Hazards of Platelet Transfusion
Platelet transfusions are usually very safe, and the benefits outweigh the potential risks. Nevertheless, certain hazards of platelet transfusion therapy should be considered. Transfusion reactions can occur with platelet transfusions, usually attributable to sensitization [31, 32, 177, 178]. Transfusion reactions occur most commonly during or shortly after infusion (although they may be delayed if the patient is premedicated with acetaminophen) and are usually mild, consisting of a sensation of chilliness (rarely shaking chills) or fever, with or without urticaria. Urticaria is most often associated with plasma-related components. Reactions due to leukoagglutinins (white cell antigen–antibody reactions) are febrile and nonhemolytic. Leukocyte-poor platelet products have been shown to reduce the incidence of platelet transfusion reactions due to leukocyte-specific antigens and even to anti-HLA alloimmunization [178]. Stored platelets, if not prefiltered, may accumulate cytokines released from leukocytes during the storage process, such as interleukin-6 (IL-6) among others. These may lead to a febrile reaction upon transfusion [31, 178, 179]. The presence of IL-6 in the transfusion may also induce what appears to be an allergic reaction with urticaria [179].

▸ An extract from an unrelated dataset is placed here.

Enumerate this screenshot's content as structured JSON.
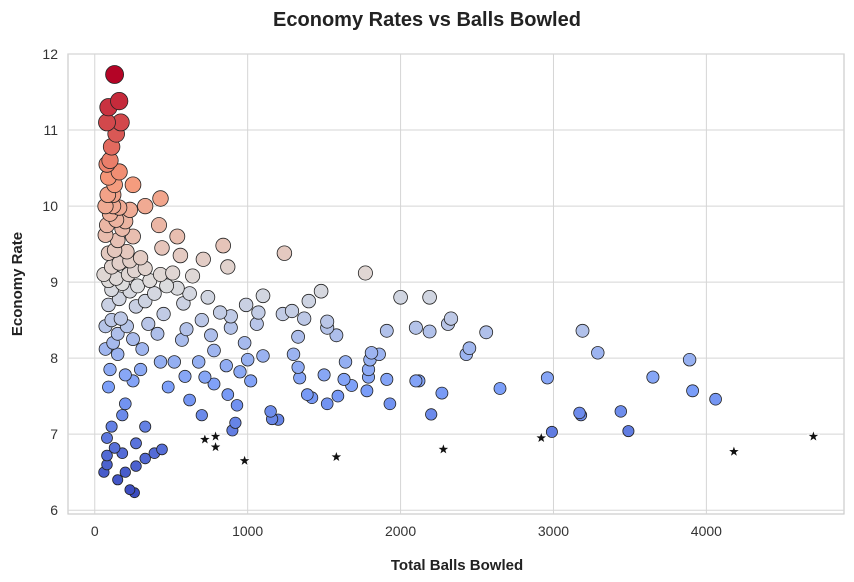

Although with modern platelet preparation, red cell contamination is reduced, there is still considerable plasma, which may contain antibodies to ABH blood types. Therefore, ABH-mismatched platelet transfusion may rarely be associated with a hemolytic reaction if the donor has a high-titer hemagglutinin [180–182]. These have been reported over the years as case reports, but a recent report suggests that this type of reaction may be underrecognized in a population receiving numerous blood products [182].
Bacterial contamination of platelets is a rare, but documented cause of platelet transfusion reaction from stored platelets. This must be considered in severe reactions, and the transfusion bag and patient should be cultured [183].
Because platelets must be stored at room temperature, the risk of bacterial growth limits the duration of storage [184, 185]. New methods of testing for bacterial contamination are being applied pre-transfusion [186, 187].
Circulatory congestion is a common, preventable problem in very ill patients receiving multiple infusions. This develops not only from the individual transfusions being administered, but also from the additive effects of administration of all blood products, multiple antibiotics, and other intravenous medications. If necessary, the volume of plasma in a platelet transfusion can be decreased immediately before infusion, using centrifugation and resuspension in a smaller volume of plasma. This is routinely done for transfusions to children.
TRALI may be an unrecognized cause of non-cardiogenic pulmonary edema following platelet transfusion. This is a reaction from antibodies in the plasma of the transfusion product. In the past 5 years, a TRALI-risk reduction policy for donor screening has been implemented in a number of countries and has been widely accepted [188]. Female platelet pheresis donors with history of prior pregnancies trigger HLA-Ab testing and those who are positive are redirected to whole blood donation.